Mittwoch, 14. Mai 2014

Werner Tübkes Monumentalgemälde "Frühbürgerliche Revolution in Deutschland" im Panorama Museum auf dem Schlachtberg

Schlacht bei Frankenhausen - Thomas Müntzer gesteht mit gesenkter Fahne die Niederlage der Bundschuh-Bewegung

Unsere kurze Reise vom Harz zum Thüringer Wald führt über den Kyffhäuser. Wir nutzen diese Gelegenheit zur Besichtigung des Kyffhäuserdenkmals auf dem Kyffhäuserburgberg und des Panorama Museums auf dem Schlachtberg bei Bad Frankenhausen. Der erste Stopp hält uns nur kurz auf. Die zweite Station fasziniert und inspiriert uns. Wir nehmen viele Anregungen auf und beschäftigen uns noch immer mit dem Szenario.                                          Diashow 1: Szenen des Panoramabildes                         Diashow 2: Reisefotos       

Kurztrip zum Kyffhäuserdenkmal


Kyffhäuser
Kyffhäuserdenkmal
Das Kyffhäuserdenkmal ist auf der Reiseroute schon bald auf dem Kyffhäuserburgberg zu erkennen. Das 1896 eingeweihte Denkmal sollte Wilhelm I. (1797-1888) glorifizieren. Wir sind keine Fans des Preußentums und schon gar nicht deren Könige und Kaiser, aber als zeitgeschichtliches Objekt scheint uns das Denkmal einen kurzen Abstecher wert zu sein.
Bus- und motorradreisende Gruppen lassen uns bereits ahnen, dass wir uns zur richtigen Zeit am falschen Platz aufhalten. Der Weg vom Parkplatz zum Denkmal gestaltet sich als Slalomparcours vorbei an Imbiss- und Souvenirständen, Biergärten und Gaststätten. Die Kuppe des Burgberges, auf der sich Denkmal und Ruinen der Reichsburg Kyffhausen befinden, ist vollständig mit Zäunen abgesperrt. An einem Durchlass wird Wegezoll erhoben. Maximal 3 € sind wir bereit zu zahlen. Gefordert werden 6 € pro Person. Unser ohnehin kleines Interesse sinkt in Anbetracht des Preises unter Null. Wir beenden diesen Abstecher mit einem kleinen Spaziergang um den Burgberg.

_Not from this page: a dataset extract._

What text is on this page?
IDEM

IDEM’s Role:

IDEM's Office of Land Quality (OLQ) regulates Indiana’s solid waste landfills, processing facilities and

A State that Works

Besuch des Panorama Museums auf dem Schlachtberg bei Bad Frankenhausen


Panorama Museum auf dem Schlachtberg
Bei der Anfahrt bietet das vom Kulturministerium der DDR 1975 anlässlich des 450. Jahrestages der Schlacht bei Frankenhausen in Auftrag gegebene Panorama Museum auf dem Schlachtberg ein eher abschreckendes Bild. Ein 18 m hohes Gebäude mit einem Außenumfang von 44 m ist aus Betonfertigteilen zusammengesetzt und weckt Assoziationen an Gasometer, Kühltürme oder Klärbecken. Die Gestaltung des Gesamtkomplexes könnte auf dem Reißbrett von Nazi-Architekten entstanden sein. Die Bevölkerung der damaligen DDR lehnt den Komplex als verfehlte Parteipropaganda ab. Der das Werk ausführende Leipziger Maler Werner Tübke wird als 'Hofmaler' verdächtigt und die Architektur als 'Elefantenklo' geschmäht. Die Kosten des Komplexes erscheinen in Anbetracht der wirtschaftlichen Lage des Landes und seiner Menschen als völlig unangemessen.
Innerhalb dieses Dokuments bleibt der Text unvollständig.